The truth that you don’t want to acknowledge is soooo much more interesting.

Lisa, aka Bindi, or Bindifry has suggested, quite wisely, I might add, that I practice Second Series but execute a soft Kapotasana and not feel bad about it. I am intrigued by this idea. But it scares me. Is it an acknowledgement of defeat? Or worse, if I wave the white flag for one pose, is it just a matter of time before I begin applying that rule to another pose? And then another? Until I have lost all semblance of discipline? Until I have spun totally out of control? Until I am just a lazy blob sitting on the sofa eating bonbons? Until I’ve gone catatonic and the kids no longer know me. And the kids become derelicts. And they end up in jail. And so on.

Silliness, I know. But the notion of really committing to letting go of fruitless effort (notice, how I qualify “effort”; it would be too much to ask of me to let go of fruitFULL effort, and why would I want to anyway?) scares me. There’s comfort in repeatedly slamming my head into a brick wall. Really. There is. It’s a form of denial. Running full steam into that wall, time after time, allows me to forget that I am failing to conquer this particular challenge. Allowing myself to “go soft” would require fully accepting that it’s never going to happen. Imagining endless horribles arising from simply letting go of effort in Kapotasana and moving onto the next pose as if Kapotasana either weren’t there at all, or simply didn’t matter, distracts me. It keeps me busy and keeps me engaged in the effort.

Well, enough already.

This summer, after a stalled effort, I finally tapered fully off of my SSRI. I spent the entire summer slowly, slowly calibrating smaller and smaller doses until the level of drug in my system was below 1/100th of a milligram. On the whole, I feel fantastic. But I am still getting used to being able to cry again, something I have barely been able to do in the past seven years of SSRI-gobbling. And I am still getting used to feeling my feelings, in general. But it’s good. It’s worth it, I think. Even if it’s not forever, even if someday I decide to go back on something because I now know how peaceful life can be when you’re just a little numb, I’m liking feeling my feelings again.
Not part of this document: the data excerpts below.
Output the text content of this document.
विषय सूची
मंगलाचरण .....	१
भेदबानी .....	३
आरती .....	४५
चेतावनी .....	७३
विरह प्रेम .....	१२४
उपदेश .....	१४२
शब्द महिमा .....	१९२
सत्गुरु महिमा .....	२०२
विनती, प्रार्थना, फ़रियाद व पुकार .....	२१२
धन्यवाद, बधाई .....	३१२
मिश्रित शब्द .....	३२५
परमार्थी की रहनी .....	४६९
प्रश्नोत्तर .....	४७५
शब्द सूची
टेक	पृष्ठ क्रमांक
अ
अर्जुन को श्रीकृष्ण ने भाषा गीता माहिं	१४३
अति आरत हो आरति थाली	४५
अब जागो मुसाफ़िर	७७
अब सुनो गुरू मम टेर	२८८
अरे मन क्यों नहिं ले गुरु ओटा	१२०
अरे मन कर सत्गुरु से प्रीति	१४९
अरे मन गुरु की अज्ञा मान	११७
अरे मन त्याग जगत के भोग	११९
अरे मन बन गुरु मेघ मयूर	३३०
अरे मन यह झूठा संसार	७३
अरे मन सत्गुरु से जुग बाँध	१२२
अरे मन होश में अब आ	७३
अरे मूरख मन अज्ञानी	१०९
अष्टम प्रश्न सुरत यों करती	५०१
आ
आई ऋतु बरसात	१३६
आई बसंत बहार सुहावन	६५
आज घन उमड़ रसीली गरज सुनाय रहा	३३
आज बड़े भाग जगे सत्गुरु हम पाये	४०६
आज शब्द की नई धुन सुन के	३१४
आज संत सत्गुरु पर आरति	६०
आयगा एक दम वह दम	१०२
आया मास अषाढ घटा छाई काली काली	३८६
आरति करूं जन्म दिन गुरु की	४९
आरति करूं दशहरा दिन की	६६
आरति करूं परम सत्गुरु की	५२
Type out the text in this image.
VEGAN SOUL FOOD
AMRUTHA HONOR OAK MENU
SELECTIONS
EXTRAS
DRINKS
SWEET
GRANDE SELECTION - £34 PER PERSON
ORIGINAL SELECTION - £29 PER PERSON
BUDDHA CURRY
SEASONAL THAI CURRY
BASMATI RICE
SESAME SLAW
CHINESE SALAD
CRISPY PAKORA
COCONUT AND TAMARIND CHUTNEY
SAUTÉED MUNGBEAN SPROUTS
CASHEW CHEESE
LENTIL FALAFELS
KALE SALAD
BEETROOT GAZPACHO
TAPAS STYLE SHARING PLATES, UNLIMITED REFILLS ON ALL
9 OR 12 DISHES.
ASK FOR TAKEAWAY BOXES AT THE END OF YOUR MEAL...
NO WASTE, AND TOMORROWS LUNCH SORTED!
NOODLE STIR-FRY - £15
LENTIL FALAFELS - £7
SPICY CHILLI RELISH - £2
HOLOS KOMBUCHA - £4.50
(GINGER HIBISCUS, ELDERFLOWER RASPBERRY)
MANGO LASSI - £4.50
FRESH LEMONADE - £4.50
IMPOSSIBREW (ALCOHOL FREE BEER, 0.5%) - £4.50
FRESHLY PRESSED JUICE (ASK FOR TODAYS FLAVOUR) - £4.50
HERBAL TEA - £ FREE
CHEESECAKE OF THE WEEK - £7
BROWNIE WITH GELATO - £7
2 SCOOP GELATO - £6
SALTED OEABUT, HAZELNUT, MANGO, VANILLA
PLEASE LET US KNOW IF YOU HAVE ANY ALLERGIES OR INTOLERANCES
Maybe letting go of Kapotasana can be like that.

Maybe without the veil of effort, I will actually be comfortable saying, “No, I can’t.” Maybe I’ll find that it’s okay, and the parade of horribles never arrives. Maybe I’ll be able to take the lessons learned there and apply them to my life in general:

– No, I can’t stop myself from getting older.
– No, I can’t stop my kids from growing independent of me.
– No, I can’t love what I’m doing 100 percent of the time.
– No, I can’t burn the candle at both ends.
– No, I can’t make one choice and still have the other choices available to me.

Maybe.

And speaking of maybe, I MAY BE, scratch that, am SUPPOSED TO BE, going to the CT Shala tomorrow morning, bright and early, 8:30 a.m. Will I be able to do it? I want this one to be “Yes, I can.” Hold me accountable to this. Please. Make fun of me mercilessly, if it turns out that I sleep through.